The longest line we saw was not for snacks or papaya salad--although, believe it or not, papaya salad has quite a devoted following--but for crates of mangoes. Those smaller, gold ones that we call champagne mangoes here in the States--and pay dearly for--are one of the basic varieties of mangoes in Thailand, and the one Thais seem to miss most, hence the long, patient line.
It wasn't all about the food, though. We stopped by and visited our friends at the Thai Tourism Authority and made the ritual observance, pouring water over the Buddha to bring good luck and prosperity in the coming year.
The incense wafting from the temple and from various altars scattered about the festival reminded me of those boat trips up and down the Chao Phraya River which runs through the middle of Bangkok. While the river is quite wide, so abundant was the incense being burned in temples on either side--and so numerous were the temples--that we could smell it all the way out in the middle!

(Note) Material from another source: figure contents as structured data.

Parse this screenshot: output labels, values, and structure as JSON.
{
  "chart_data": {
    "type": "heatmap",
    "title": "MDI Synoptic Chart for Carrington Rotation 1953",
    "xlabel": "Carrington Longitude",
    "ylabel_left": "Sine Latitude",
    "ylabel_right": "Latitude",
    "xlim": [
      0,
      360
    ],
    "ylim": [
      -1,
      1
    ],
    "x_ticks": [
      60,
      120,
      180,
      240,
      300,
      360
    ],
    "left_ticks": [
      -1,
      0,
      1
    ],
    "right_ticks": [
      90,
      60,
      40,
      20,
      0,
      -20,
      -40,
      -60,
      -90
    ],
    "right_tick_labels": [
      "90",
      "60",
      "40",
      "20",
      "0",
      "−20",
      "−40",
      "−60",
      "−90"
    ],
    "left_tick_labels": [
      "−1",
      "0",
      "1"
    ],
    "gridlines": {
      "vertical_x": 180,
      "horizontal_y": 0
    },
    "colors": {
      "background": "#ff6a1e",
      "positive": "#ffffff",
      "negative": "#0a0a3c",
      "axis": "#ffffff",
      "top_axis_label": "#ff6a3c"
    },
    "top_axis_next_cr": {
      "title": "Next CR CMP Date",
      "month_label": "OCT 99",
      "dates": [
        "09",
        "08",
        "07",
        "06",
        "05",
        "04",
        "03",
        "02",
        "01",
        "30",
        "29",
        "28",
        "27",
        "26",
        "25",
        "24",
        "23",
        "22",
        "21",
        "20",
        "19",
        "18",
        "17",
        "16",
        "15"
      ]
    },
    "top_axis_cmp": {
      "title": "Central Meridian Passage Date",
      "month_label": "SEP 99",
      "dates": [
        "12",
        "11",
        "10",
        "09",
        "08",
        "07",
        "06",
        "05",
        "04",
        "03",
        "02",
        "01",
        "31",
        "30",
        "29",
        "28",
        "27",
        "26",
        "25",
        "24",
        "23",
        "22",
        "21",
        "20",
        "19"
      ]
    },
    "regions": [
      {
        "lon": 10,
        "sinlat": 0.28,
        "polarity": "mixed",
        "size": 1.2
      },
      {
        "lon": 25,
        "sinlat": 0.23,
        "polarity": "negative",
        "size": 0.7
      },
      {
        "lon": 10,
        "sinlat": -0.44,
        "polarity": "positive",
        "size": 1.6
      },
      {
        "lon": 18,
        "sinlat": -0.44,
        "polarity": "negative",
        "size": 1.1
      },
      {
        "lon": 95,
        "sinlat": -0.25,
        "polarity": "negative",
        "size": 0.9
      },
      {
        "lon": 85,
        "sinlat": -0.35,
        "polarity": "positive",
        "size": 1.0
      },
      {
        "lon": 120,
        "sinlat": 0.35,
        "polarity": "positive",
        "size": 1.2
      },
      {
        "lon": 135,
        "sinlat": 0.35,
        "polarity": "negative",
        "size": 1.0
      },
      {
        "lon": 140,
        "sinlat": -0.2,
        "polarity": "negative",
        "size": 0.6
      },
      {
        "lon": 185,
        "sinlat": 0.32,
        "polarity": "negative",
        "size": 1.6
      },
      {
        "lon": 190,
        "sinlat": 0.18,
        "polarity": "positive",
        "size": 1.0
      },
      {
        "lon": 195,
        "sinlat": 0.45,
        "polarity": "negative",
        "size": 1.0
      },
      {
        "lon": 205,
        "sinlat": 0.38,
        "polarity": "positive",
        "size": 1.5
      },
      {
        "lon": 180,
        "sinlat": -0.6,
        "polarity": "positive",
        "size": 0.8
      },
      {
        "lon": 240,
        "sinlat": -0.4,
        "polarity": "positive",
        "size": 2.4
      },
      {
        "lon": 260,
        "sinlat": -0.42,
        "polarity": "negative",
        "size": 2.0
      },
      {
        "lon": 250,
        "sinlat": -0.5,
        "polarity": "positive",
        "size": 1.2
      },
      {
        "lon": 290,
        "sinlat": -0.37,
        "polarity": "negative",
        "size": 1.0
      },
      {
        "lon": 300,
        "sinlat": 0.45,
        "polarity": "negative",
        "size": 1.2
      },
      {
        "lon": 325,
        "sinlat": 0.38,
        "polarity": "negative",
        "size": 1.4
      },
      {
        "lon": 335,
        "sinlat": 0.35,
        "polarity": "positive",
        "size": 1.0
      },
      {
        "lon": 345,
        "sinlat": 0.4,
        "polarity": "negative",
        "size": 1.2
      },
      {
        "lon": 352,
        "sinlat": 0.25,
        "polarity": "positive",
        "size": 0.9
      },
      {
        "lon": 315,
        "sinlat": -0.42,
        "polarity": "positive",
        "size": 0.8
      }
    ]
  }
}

Every time we see these performers at Thai celebrations around Los Angeles, their routines and costumery are increasingly outrageous--but a lot of fun. Check out those huge boots beneath the pink flounces! Trippy, really trippy!Even more peculiar to me was the Thai woman in street clothes who hopped up on stage and sang "In Them Ol' Cotton Fields Back Home." Having come from the cotton fields of the South (while not specifically from Louisiana, as the song relates), I experienced quite a disconnect hearing it performed in this setting.
One reason I wanted to go to this second festival was because I found out there would be vendors selling Thai plants, and I've wanted a kaffir lime tree for a really long time.